La playa es el lugar más terrorífico que existe. No hay lugar más tenebroso, inhumano e infernal que la playa. Cualquier playa. Aunque las playas españolas, fundamentalmente las del sur, son las que mejor definen esa sensación de pánico y terror tan singular, tan propio y tan identitario que seduce, y de qué manera, a cuantos convierten a la playa en idolátrico tótem de sus vacaciones veraniegas. Y no, no es, por las banderas que ondean, ni por la temperatura de sus aguas, la suavidad de su arena, el juego de sus olas, la calidad de sus instalaciones o el poderío de sus chiringuitos. No. A la playa la hace terrorífica el bañisto y la bañista (guiño progre y seudointelectual donde los haya).

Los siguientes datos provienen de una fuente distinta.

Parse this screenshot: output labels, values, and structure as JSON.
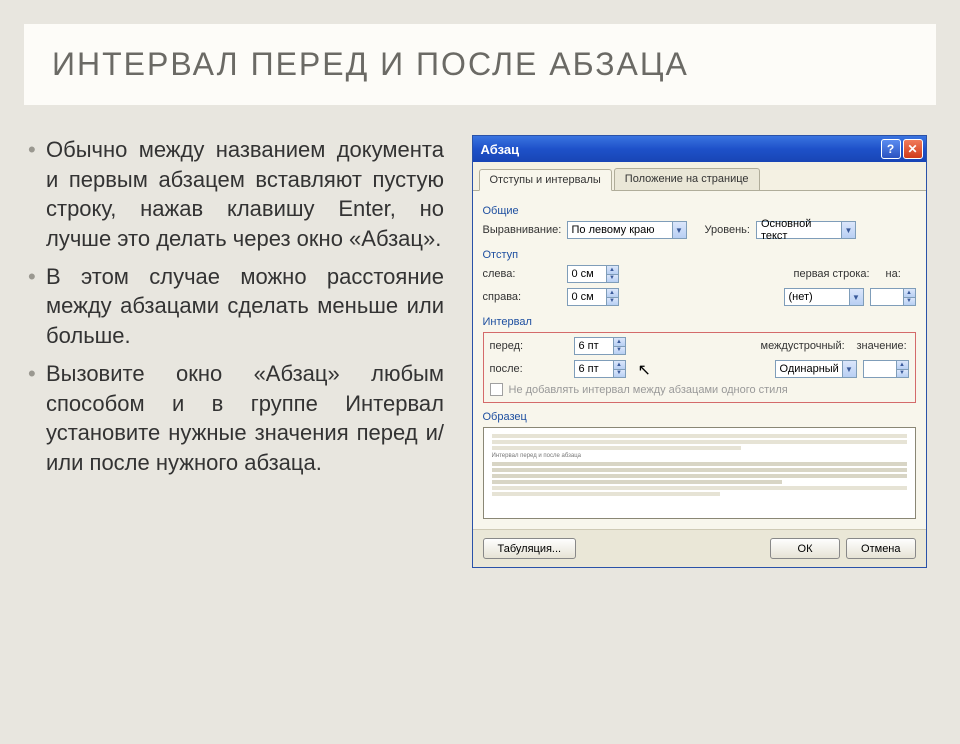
{
  "title": "ИНТЕРВАЛ ПЕРЕД И ПОСЛЕ АБЗАЦА",
  "bullets": [
    "Обычно между названием документа и первым абзацем вставляют пустую строку, нажав клавишу Enter, но лучше это делать через окно «Абзац».",
    "В этом случае можно расстояние между абзацами сделать меньше или больше.",
    "Вызовите окно «Абзац» любым способом и в группе Интервал установите нужные значения перед и/или после нужного абзаца."
  ],
  "dialog": {
    "title": "Абзац",
    "help_icon": "?",
    "close_icon": "✕",
    "tabs": {
      "active": "Отступы и интервалы",
      "other": "Положение на странице"
    },
    "groups": {
      "general": "Общие",
      "indent": "Отступ",
      "interval": "Интервал",
      "preview": "Образец"
    },
    "labels": {
      "align": "Выравнивание:",
      "level": "Уровень:",
      "left": "слева:",
      "right": "справа:",
      "firstline": "первая строка:",
      "on": "на:",
      "before": "перед:",
      "after": "после:",
      "linespacing": "междустрочный:",
      "value": "значение:",
      "checkbox": "Не добавлять интервал между абзацами одного стиля",
      "tabs_btn": "Табуляция...",
      "ok": "ОК",
      "cancel": "Отмена"
    },
    "values": {
      "align": "По левому краю",
      "level": "Основной текст",
      "left": "0 см",
      "right": "0 см",
      "firstline": "(нет)",
      "on": "",
      "before": "6 пт",
      "after": "6 пт",
      "linespacing": "Одинарный",
      "value": ""
    },
    "preview_title": "Интервал перед и после абзаца"
  }
}
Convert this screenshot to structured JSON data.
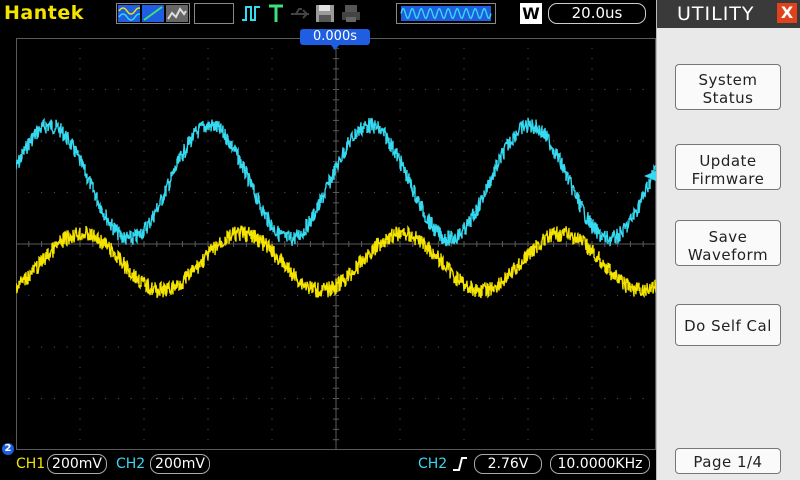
{
  "topbar": {
    "brand": "Hantek",
    "timebase": "20.0us",
    "w_label": "W",
    "icons": [
      "ch-wave-icon",
      "ch-ramp-icon",
      "ch-dither-icon",
      "run-stop-icon",
      "trigger-t-icon",
      "usb-icon",
      "floppy-save-icon",
      "printer-icon",
      "memory-wave-icon"
    ]
  },
  "screen": {
    "trigger_position": "0.000s",
    "grid": true,
    "colors": {
      "ch1": "#f5e400",
      "ch2": "#35d9f0",
      "grid": "#5a5a5a",
      "marker": "#1f5ee0"
    }
  },
  "chart_data": {
    "type": "line",
    "series": [
      {
        "name": "CH2",
        "color": "#35d9f0",
        "amplitude_div": 1.1,
        "offset_div": 1.2,
        "period_div": 2.5,
        "phase_div": -0.1
      },
      {
        "name": "CH1",
        "color": "#f5e400",
        "amplitude_div": 0.55,
        "offset_div": -0.35,
        "period_div": 2.5,
        "phase_div": 0.4
      }
    ],
    "divisions": {
      "x": 10,
      "y": 8
    }
  },
  "bottombar": {
    "ch2_marker": "2",
    "ch1_label": "CH1",
    "ch1_volt": "200mV",
    "ch2_label": "CH2",
    "ch2_volt": "200mV",
    "trigger_source": "CH2",
    "trigger_level": "2.76V",
    "trigger_freq": "10.0000KHz"
  },
  "menu": {
    "title": "UTILITY",
    "close": "X",
    "system_status_line1": "System",
    "system_status_line2": "Status",
    "update_firmware_line1": "Update",
    "update_firmware_line2": "Firmware",
    "save_waveform_line1": "Save",
    "save_waveform_line2": "Waveform",
    "self_cal": "Do Self Cal",
    "page": "Page 1/4"
  }
}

El visitante de la playa, no todos bañistas, porque no se bañan (pasean y pasean como posesos por la orilla con la camisa puesta y las chanclas en la mano porque alguien les dijo una vez que es bueno caminar por allí; el que lee el periódico y no sale de la sombrilla ni para saludar al vecino; o el que se pone cara al público, pretendiendo lucir palmito), pero casi todos en bañador (léase meyba, paquetero, pirata, braga brasileña, tanga, biquini, biquini de cuerda, de cuello alto, triquini, premamá o tres cuartos) concibe el litoral, más allá de sus apetencias gastronómicas (la sandía, los filetes empanados, la tortilla, el quinto de cerveza ya calentorra, cruzcampo, por supuesto, el tinto, el yogur diluido, la bolsa de patatas y las perrunillas para el café porque las boliñas están en decadencia y las palmeras traen el chocolate derretido), deportivas (palas, vóley, esencialmente echarle arena a los demás), sociales (sacarle punta a los gordos sin complejos, abuelas cuidadoras, padres separados, solteras inaccesibles y extranjeros achicharrados), o sexuales (tías buenas, tíos de abdominales pronunciados, maduras interesantes, viejos con dinero y matices que mi educación no me permite reproducir) como vertedero de frustraciones u osadías que convierten al estadista en ligón sin escrúpulos, al macarra en chulo de playa y al ciudadano normal en campeón de la ordinariez.

La playa, entonces, deja de ser un paraíso y aparece ante nosotros como una guerra mundial zombi donde solo podemos ser felices si nos dejamos inocular el veneno de la estulticia. Por eso la gente seria, la gente de bien, nos quedamos abrevando en el casco antiguo de Badajoz, donde soportamos con entereza el calor y ocultamos nuestras lorzas con dignidad. Por eso y porque nadie nos invita a la playa, que todo hay que decirlo.